12. I do not believe the court a quo was wrong in interpreting the provisions of the said acts the way it did, especially in adopting the purposive approach as it was referred to. However, I am persuaded that the issues raised by the applicant in its application for leave to appeal are issues in respect of which another court is likely to reach conclusions different to those reached by me. Those issues include my interpretation of the relevant provisions of the State Liability Act, Institution of Legal Proceedings Against Certain Organs Of State Act, 40 of 2002 and the Prescription Act. There are reasonable prospects of another court reaching a legal conclusion dissent from mine. Leave to appeal has a reasonable prospect of succees and should be granted.
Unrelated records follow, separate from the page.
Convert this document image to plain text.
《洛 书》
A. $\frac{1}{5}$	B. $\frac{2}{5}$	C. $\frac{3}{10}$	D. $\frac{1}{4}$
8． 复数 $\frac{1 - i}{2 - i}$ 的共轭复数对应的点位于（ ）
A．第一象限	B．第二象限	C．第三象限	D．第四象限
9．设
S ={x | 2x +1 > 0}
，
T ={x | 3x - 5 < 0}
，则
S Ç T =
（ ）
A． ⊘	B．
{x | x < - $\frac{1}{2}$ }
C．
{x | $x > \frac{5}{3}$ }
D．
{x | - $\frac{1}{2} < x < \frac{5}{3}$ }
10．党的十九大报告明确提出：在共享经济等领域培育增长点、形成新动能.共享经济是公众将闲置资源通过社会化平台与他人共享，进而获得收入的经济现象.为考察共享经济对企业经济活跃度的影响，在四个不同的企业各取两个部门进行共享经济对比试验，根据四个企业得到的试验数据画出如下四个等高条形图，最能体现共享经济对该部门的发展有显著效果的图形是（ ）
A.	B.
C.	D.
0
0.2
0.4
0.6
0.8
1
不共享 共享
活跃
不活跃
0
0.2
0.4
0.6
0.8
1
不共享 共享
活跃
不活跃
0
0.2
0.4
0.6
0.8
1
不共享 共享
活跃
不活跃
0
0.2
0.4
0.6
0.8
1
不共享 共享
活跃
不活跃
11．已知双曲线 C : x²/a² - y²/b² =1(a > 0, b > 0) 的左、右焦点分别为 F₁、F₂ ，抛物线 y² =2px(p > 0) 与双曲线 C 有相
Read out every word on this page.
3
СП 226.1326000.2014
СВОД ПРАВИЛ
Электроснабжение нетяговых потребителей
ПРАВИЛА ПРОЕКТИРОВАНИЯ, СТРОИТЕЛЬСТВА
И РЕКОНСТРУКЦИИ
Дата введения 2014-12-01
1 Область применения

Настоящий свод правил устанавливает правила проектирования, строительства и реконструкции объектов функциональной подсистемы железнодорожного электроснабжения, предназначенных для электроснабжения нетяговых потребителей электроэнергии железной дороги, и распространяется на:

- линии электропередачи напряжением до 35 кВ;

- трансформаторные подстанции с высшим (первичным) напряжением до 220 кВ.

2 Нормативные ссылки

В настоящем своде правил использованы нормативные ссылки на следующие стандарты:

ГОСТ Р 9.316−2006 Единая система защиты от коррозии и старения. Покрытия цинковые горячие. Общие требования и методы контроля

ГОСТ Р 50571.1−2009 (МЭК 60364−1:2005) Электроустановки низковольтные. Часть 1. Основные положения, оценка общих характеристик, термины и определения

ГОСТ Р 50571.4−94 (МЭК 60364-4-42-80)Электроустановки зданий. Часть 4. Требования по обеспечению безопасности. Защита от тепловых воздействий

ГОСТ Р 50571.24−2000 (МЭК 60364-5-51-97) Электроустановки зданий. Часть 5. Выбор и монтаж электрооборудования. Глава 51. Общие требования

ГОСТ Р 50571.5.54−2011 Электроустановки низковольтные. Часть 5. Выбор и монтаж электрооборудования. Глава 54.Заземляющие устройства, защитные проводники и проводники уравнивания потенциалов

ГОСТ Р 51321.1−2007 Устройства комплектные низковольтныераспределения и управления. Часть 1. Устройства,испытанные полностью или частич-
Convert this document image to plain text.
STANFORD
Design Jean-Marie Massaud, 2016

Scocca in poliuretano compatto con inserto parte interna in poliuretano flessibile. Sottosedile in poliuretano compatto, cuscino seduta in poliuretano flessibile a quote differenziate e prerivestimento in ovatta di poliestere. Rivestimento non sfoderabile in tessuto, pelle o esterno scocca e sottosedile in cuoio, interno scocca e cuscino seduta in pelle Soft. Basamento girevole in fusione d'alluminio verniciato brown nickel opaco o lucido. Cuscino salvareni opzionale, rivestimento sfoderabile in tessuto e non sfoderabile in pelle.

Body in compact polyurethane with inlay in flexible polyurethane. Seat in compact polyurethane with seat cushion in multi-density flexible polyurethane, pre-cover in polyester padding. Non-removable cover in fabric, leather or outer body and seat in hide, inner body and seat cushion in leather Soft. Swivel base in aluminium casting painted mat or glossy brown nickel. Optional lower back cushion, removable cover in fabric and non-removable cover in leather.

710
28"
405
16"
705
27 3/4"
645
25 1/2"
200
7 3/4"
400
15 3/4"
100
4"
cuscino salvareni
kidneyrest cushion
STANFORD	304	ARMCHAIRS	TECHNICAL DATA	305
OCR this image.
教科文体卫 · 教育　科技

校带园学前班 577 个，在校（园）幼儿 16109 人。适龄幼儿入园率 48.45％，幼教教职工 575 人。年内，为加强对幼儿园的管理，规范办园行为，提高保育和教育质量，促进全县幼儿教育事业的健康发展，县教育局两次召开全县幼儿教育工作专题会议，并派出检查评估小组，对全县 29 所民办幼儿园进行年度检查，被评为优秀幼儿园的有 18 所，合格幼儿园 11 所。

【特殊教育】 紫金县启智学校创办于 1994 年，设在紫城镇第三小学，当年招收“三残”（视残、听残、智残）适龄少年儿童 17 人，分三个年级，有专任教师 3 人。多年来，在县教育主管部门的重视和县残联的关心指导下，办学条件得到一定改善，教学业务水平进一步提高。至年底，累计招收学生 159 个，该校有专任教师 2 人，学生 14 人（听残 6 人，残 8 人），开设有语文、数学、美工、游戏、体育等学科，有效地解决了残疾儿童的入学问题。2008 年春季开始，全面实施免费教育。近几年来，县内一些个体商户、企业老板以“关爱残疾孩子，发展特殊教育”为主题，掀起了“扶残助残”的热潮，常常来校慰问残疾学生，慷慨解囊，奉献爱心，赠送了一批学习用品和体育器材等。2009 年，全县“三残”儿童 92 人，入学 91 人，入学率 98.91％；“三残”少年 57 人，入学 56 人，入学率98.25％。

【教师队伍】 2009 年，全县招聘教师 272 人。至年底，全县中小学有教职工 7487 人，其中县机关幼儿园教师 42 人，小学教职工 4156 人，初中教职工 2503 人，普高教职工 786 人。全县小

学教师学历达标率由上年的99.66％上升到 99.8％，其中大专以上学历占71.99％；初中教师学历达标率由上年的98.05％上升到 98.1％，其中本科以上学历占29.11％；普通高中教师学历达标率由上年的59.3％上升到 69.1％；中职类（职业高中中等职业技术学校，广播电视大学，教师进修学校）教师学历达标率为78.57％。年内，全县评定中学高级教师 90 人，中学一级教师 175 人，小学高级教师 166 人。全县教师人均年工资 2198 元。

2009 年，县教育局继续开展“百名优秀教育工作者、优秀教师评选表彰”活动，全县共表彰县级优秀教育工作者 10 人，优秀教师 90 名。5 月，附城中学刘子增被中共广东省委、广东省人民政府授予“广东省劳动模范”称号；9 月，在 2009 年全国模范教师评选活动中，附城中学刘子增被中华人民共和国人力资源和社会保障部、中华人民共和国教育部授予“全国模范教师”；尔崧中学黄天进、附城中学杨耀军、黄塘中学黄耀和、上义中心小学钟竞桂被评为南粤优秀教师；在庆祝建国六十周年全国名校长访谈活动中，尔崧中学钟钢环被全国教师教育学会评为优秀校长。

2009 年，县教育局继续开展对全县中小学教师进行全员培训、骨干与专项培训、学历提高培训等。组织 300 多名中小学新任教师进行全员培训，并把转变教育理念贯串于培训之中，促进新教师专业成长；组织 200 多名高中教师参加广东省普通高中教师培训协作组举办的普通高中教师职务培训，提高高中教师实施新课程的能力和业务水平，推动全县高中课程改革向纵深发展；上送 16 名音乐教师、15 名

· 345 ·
13. Though this matter is not of such a complex nature, however, due to the question of law and it being of considerable importance not only to the first applicant but also to other Organs of State, in my view, it should be referred to the Supreme Court of Appeal.


14. In the circumstances, the following order is made:


Order

1. The applicant’s application for leave to appeal succeeds

2. The applicant is granted leave to appeal to the Supreme Court of Appeal.

3. The costs of this application for leave to appeal shall be costs in the appeal.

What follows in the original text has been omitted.